Some Arizona Republicans who broke with their party said they had worried that leaving the 1864 ban in place would supercharge voter support for a ballot measure to add abortion protections to the state constitution.

Organizers say they have already collected more than 500,000 signatures — more than the 384,000 they need to get on the ballot. Cheryl Bruce, manager of the Arizona for Abortion Access campaign, said that donations and enthusiasm from volunteers and voters spiked after the court upheld the 1864 ban.

The abortion-rights activists’ measure would prevent Arizona from restricting abortions before fetal viability, and allow for abortions after viability if they were necessary to protect a patient’s “life or physical or mental health.”

Representative Tim Dunn, a Republican from the farming county of Yuma, said he voted for a repeal in the hopes that doing so would complicate the abortion options for voters in November.

If the 1864 law is repealed, lawmakers say that abortions in the state will be allowed through the 15th week of pregnancy under a partial ban passed by Republicans in 2022.

That 15-week ban has largely been in place since Roe v. Wade was overturned. Several Republicans have called the 15-week ban a reasonable middle ground, but critics say it sets an arbitrary cutoff and contains no exceptions for rape or incest.

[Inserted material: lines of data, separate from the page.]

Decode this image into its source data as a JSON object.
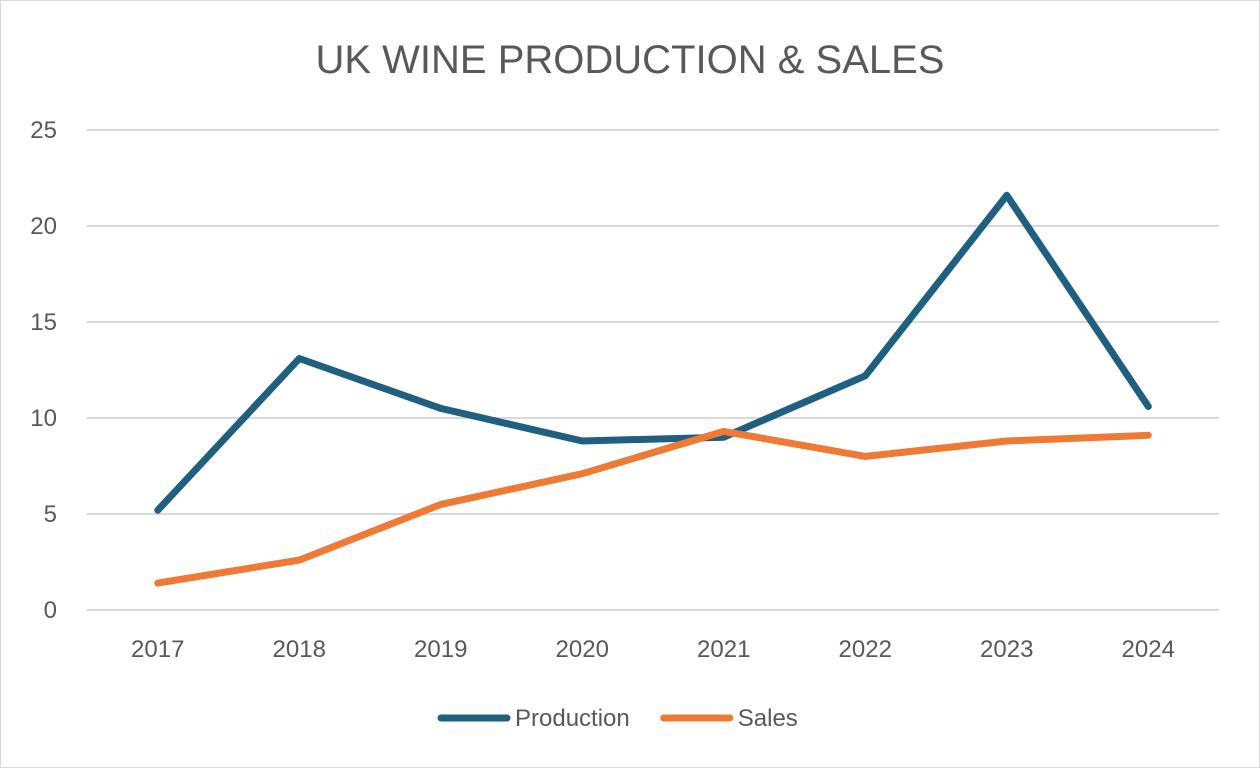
{
  "chart_data": {
    "type": "line",
    "title": "UK WINE PRODUCTION & SALES",
    "xlabel": "",
    "ylabel": "",
    "categories": [
      "2017",
      "2018",
      "2019",
      "2020",
      "2021",
      "2022",
      "2023",
      "2024"
    ],
    "series": [
      {
        "name": "Production",
        "color": "#1f5f7f",
        "values": [
          5.2,
          13.1,
          10.5,
          8.8,
          9.0,
          12.2,
          21.6,
          10.6
        ]
      },
      {
        "name": "Sales",
        "color": "#ef7a35",
        "values": [
          1.4,
          2.6,
          5.5,
          7.1,
          9.3,
          8.0,
          8.8,
          9.1
        ]
      }
    ],
    "ylim": [
      0,
      25
    ],
    "yticks": [
      "0",
      "5",
      "10",
      "15",
      "20",
      "25"
    ],
    "grid": "horizontal",
    "legend_position": "bottom"
  }
}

Arizona Republicans are also considering whether to offer their own competing abortion ballot measures to muddy the choice for voters, according to documents prepared by lawyers for House members.

“Arizonans do want a choice,” Mr. Dunn said. “I’d like it to be lower than the 15 weeks, but we have to go back to something reasonable. Because we can’t go to something extreme.”

Stacy Pearson, a Democratic political consultant in Phoenix, said Arizona voters would remain galvanized by abortion. She said that the 1864 ban could still lead abortion providers to shut down because the repeal would not take effect for 90 days.

“I don’t think you can heal this wound, with female voters in particular,” she said. “Even if the repeal passes, Arizona’s going to stay in a state of limbo. This isn’t about politics. We’re talking about women who are in need of health care. This was going to kill people.”